Managing strategies for myositis-associated ILD are being established to stratify patients based on the severity of ILD and the prediction of prognosis based on the disease behavior and MSA profile. The development of a precision medicine treatment approach will provide benefits to all relevant communities.

Article highlights

  • Interstitial lung disease (ILD) is the leading cause of mortality in idiopathic inflammatory myopathies or myositis. Clinical presentation, disease behavior, response to treatment, and prognosis are highly variable among patients with myositis-associated ILD.

  • Although all myositis patients are required to undergo screening for ILD at diagnosis or when myositis is suspected, we should prudently screen for ILD in patients with DM-related rash and myositis-specific autoantibodies (MSAs), including anti-synthetase, anti-melanoma differentiation-associated gene 5 (MDA5), or anti-small ubiquitin-like modifier activating enzyme autoantibodies.

  • Lung auscultation, chest X-ray, and pulmonary function testing (PFT), including the forced vital capacity and diffusing capacity of the lungs for carbon monoxide, should be conducted in all myositis patients regardless of the presence or absence of respiratory symptoms.

  • The measurement of MSAs is an essential assessment tool for the prediction of clinical course, treatment response, and prognosis. Anti-MDA5 antibody has the most impact on mortality among MSAs in patients with myositis-associated ILD.

  • The comprehensive evaluation of ILD by physical examination, PFT, high-resolution computed tomography, and testing for conventional biomarkers is mandatory to evaluate the status of ILD and predict the prognosis in patients with myositis-associated ILD before the initiation of induction therapy.

  • A precision medicine treatment approach is being conducted with the procedure of the stratification of mortality risk based on information on the disease behavior of ILD, MSA profile, ILD severity based on pulmonary function and ILD extent.

  • Physicians need to control disease activity to prevent the deterioration of pulmonary function and minimize the risk of an acute exacerbation.

  • Appropriate management of infection is also critical during intensive immunosuppressive therapy.

  • Referral to a transplantation facility is considered for younger patients with advanced or treatment-resistant ILD.

Declaration of interests

T Gono has received speaking fees from Asahi Kasei, Astellas, Boehringer Ingelheim, Bristol-Myers Squibb, Chugai, Eisai, Janssen, MBL, Nippon Shinyaku, Pfizer, and Ono Pharmaceuticals. M Kuwana holds the patent for the anti-MDA5 antibody measurement kit, and received consulting fees, speaking fees, and research grants from AbbVie, argenx, Asahi Kasei, Astellas, AstraZeneca, Boehringer-Ingelheim, Bayer, Chugai, Eisai, Corbus, GSK, Janssen, Kissei, MBL, Mitsubishi Tanabe, Mochida, Nippon Shinyaku, Pfizer, and Ono Pharmaceuticals.
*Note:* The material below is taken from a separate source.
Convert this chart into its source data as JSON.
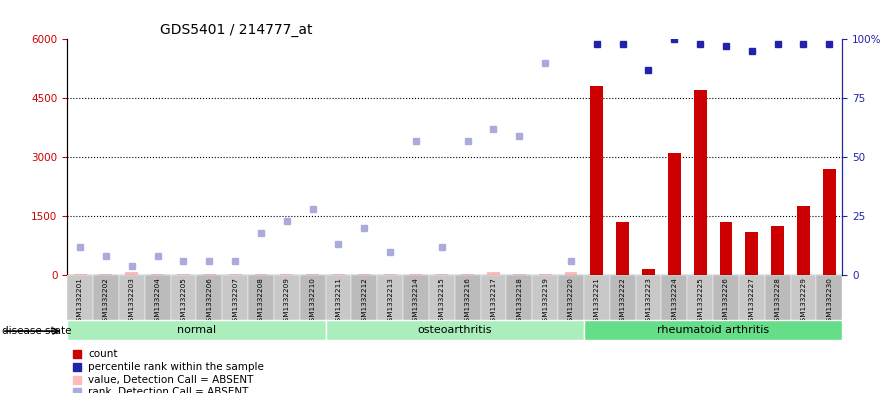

The authors have no other relevant affiliations or financial involvement with any organization or entity with a financial interest in or financial conflict with the subject matter or materials discussed in the manuscript apart from those disclosed.

Reviewer discloses

Peer reviewers on this manuscript have no relevant financial or other relationships to disclose.

Additional information

Funding

This work was supported by Grants-in-Aid for Scientific Research from the Japan Society for the Promotion of Science 22K08553.The funders had no role in the study design, data collection and analysis, decision to publish, or preparation of the manuscript.